Le matin où Shirley et son mari Steve apprirent qu’ils allaient devenir parents fut rempli de rires, de tasses de thé oubliées sur la table et de plaisanteries sur les futurs prénoms de leur bébé. Mais ce bonheur éclatant fut brutalement anéanti seulement trois mois plus tard, lorsque Steve fut frappé par une maladie cérébrale fulgurante qui lui coûta la vie avant même d’avoir pu prendre leur fille Ivy dans ses bras. Plongée dans une douleur indescriptible, Shirley dut terminer seule sa grossesse, portant à la fois une nouvelle vie et le poids écrasant du deuil.

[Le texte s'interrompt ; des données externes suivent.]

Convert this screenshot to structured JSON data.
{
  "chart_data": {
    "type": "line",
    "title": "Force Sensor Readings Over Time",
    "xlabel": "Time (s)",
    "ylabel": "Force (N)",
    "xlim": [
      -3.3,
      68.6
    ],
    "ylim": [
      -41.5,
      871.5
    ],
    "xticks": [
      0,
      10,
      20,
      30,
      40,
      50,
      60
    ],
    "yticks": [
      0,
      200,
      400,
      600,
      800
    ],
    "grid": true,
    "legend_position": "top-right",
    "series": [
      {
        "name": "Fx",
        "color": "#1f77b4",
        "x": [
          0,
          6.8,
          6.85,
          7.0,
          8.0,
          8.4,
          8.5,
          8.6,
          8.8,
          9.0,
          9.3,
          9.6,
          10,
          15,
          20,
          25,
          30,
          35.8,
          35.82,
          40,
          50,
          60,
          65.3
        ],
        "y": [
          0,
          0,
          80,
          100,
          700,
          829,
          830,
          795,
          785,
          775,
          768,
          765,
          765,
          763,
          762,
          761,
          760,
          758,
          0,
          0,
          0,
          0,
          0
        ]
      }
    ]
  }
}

Comme si cette épreuve ne suffisait pas, sa belle-mère Eileen, consumée par son propre chagrin, transforma sa souffrance en reproches et accusa cruellement Shirley de ne pas avoir décelé plus tôt la maladie de Steve. Elle refusa même d’être présente le jour de l’accouchement, laissant Shirley traverser seule les heures de travail à l’hôpital, alors qu’elle rêvait simplement d’avoir une famille à ses côtés. Au lendemain de la naissance d’Ivy, tandis qu’elle berçait doucement son bébé en laissant couler quelques larmes, une infirmière entra avec une livraison aussi inattendue qu’étrange : un bouquet de ballons noirs brillants accompagné d’un petit coffret cadeau.

Si ces ballons noirs semblaient déplacés dans une maternité, Shirley reconnut aussitôt la signature de Steve. Le noir avait toujours été sa couleur favorite et faisait partie de son identité. Dans l’enveloppe, elle retrouva son écriture familière et désordonnée. Il lui expliquait qu’il avait choisi ces ballons pour la faire sourire avant qu’elle ne se mette à pleurer. Avant sa disparition, il avait tout organisé avec soin afin que, le jour de la naissance de leur fille, elle puisse encore ressentir sa présence malgré son absence.
Le coffret renfermait de précieux souvenirs : une minuscule paire de chaussons noirs pour bébé, une clé USB contenant des messages vidéo enregistrés pour chaque anniversaire d’Ivy jusqu’à ses vingt ans, ainsi que des fonds placés en toute sécurité pour assurer son avenir. Mais le plus bouleversant restait une dernière lettre destinée à Shirley. Steve l’y encourageait à vivre pleinement son deuil, sans culpabilité, et prenait fermement sa défense face aux accusations de sa mère, lui rappelant qu’elle l’avait aimé de tout son cœur jusqu’à son dernier souffle.

Aujourd’hui, Ivy, âgée de trois mois, grandit entourée des traces laissées par son père : les petits chaussons noirs soigneusement conservés sur une étagère et les vidéos qu’elle découvrira au fil des années. Bien que Shirley ressente encore parfois le vide immense laissé par Steve, elle ne se laisse plus submerger par la culpabilité ni par la solitude. D’une certaine manière, Steve a réussi l’impensable : continuer à protéger sa famille, à la réconforter et à accompagner sa fille bien au-delà de sa propre vie, prouvant que même la mort n’a jamais eu le pouvoir d’éteindre son amour.